ON BECOMING A GUINEA FOWL
Lancer l’alerte
Revenue à peine il y a deux jours, Shula découvre au milieu d’une route, à proximité d’un bordel, le corps de son oncle Fred, décédé. Elle appelle d’abord son père, qui lui demande de l’argent pour le taxi. Voyant qu’il n’arrive pas, elle ouvre la fenêtre à l’une de ses cousines, passablement alcoolisée, qui dansait autour de la voiture…
Le moins que l’on puisse dire c’est que le film zambien "On Becoming a Guinea Fowl" est culotté. Créant une belle parabole en comparant les femmes de sa famille à des pintades (celles du titre donc...), le film interroge intelligemment l’éducation faites aux femmes et la solidarité dont elles peuvent ou non faire preuve, face a la détresse née d’un divorce, au jugement que constituent certaines traditions, ou aux maltraitances et violences subies par certaines d’entre elles. C’est en effet autour de la mystérieuse mort d’un oncle, qui appelle la « discrétion », que vont peu à peu se dénouer des secrets, les langues se déliant au passage entre trois cousines, chacune ayant des choses à reprocher a cet oncle que l’on pleure dans la plus grande tradition, en avançant à genoux, en rampant ou en se réunissant bruyamment.
Cette charge contre les aspects figés de traditions aveugles à la situation des femmes (toujours coupables d’avoir négligé leur mari si c’est lui qui va voir ailleurs...), contre le pouvoir sans équilibre des hommes, seuls juges de vérités qui arrangent et ménagent une paix sociale, et contre la complicité active de certaines, est d’une efficacité d’autant plus redoutable qu’elle adopte une tonalité de comédie, malgré la gravité des sujets abordés.
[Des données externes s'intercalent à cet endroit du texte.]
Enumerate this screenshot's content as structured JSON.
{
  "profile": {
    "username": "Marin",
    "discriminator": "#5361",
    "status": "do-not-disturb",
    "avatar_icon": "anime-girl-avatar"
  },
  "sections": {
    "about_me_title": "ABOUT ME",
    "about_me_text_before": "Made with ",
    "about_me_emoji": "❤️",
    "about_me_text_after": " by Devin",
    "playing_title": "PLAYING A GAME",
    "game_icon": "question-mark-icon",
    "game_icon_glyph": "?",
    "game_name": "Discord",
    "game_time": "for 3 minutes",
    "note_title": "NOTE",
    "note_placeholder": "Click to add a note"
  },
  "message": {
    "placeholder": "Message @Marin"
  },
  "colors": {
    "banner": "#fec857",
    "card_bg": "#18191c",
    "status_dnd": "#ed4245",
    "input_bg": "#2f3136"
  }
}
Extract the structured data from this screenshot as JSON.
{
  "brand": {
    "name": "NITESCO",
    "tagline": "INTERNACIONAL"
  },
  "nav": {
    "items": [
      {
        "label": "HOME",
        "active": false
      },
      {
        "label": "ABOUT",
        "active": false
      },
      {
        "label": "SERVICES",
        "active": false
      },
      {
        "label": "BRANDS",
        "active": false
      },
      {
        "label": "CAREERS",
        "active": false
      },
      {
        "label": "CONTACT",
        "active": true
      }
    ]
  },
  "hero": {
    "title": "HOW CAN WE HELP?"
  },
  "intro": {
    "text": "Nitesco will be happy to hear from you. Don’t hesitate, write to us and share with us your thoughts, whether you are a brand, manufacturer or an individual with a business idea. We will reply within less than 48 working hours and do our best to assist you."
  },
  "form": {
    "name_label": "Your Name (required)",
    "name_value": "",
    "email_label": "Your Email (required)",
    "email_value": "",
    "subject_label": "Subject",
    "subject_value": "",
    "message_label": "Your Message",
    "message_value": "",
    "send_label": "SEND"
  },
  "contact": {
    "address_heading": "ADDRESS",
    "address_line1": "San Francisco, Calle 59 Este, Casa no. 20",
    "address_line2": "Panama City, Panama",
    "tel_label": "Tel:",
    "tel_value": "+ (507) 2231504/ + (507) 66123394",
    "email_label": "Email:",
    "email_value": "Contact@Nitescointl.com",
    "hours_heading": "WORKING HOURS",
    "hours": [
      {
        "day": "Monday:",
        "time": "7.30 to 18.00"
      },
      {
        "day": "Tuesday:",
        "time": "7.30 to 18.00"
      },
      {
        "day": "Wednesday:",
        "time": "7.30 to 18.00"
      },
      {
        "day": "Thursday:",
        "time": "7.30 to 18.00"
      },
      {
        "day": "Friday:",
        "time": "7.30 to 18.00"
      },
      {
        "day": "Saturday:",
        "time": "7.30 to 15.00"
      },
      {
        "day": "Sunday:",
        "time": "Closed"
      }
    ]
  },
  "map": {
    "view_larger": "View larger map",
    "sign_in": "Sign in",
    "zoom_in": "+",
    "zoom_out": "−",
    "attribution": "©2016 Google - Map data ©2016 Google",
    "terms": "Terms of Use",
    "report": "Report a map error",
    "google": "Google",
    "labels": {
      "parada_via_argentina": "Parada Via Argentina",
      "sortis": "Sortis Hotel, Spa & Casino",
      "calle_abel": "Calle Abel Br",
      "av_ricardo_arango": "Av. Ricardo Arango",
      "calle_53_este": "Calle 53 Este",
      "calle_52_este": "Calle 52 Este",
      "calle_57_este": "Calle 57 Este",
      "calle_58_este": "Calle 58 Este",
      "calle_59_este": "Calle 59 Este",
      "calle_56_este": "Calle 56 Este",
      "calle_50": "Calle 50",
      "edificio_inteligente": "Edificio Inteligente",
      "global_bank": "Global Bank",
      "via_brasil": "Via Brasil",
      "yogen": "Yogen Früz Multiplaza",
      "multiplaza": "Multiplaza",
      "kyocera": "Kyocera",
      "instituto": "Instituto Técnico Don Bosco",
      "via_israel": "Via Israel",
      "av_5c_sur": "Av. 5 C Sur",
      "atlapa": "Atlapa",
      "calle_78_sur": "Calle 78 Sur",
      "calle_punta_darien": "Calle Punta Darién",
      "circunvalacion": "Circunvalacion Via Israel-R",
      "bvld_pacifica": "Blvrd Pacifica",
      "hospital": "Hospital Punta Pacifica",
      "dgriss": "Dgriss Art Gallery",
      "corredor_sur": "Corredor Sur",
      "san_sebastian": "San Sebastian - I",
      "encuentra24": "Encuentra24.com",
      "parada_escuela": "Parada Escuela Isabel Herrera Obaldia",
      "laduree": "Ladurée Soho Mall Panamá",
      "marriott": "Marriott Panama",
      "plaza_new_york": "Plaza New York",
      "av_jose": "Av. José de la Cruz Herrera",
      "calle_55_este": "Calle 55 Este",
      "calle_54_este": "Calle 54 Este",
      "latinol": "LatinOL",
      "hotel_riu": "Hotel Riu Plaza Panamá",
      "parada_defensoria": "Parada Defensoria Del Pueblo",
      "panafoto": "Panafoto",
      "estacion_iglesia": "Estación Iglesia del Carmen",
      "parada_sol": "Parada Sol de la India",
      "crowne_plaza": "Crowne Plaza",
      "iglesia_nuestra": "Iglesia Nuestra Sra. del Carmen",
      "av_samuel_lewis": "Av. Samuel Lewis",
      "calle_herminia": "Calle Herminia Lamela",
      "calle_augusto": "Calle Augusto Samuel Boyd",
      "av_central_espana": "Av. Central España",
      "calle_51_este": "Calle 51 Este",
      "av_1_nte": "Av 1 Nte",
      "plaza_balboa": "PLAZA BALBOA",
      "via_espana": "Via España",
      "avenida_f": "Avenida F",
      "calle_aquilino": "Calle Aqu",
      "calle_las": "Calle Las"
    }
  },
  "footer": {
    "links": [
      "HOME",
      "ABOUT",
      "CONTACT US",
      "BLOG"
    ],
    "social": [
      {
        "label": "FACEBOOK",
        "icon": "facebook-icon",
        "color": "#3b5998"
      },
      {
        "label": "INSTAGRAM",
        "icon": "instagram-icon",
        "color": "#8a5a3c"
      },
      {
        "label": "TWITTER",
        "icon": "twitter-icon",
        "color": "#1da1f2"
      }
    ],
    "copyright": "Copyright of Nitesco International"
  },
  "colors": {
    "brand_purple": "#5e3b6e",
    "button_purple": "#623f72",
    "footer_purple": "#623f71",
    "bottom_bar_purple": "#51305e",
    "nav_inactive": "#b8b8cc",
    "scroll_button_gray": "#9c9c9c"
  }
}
L’intelligente symbolique des pintades, censées pourtant donner l’alerte quand un prédateur menace le groupe, et qui préfèrent caquetter où se chamailler, prend tout son sens autour d’une scène de partage d’un héritage, des enjeux de survie étant mis en parallèle par l’héroïne elle-même, dont l’attitude dans la dernière scène vient enfoncer le clou. Un candidat très sérieux pour le Prix Un Certain regard décerné vendredi soir.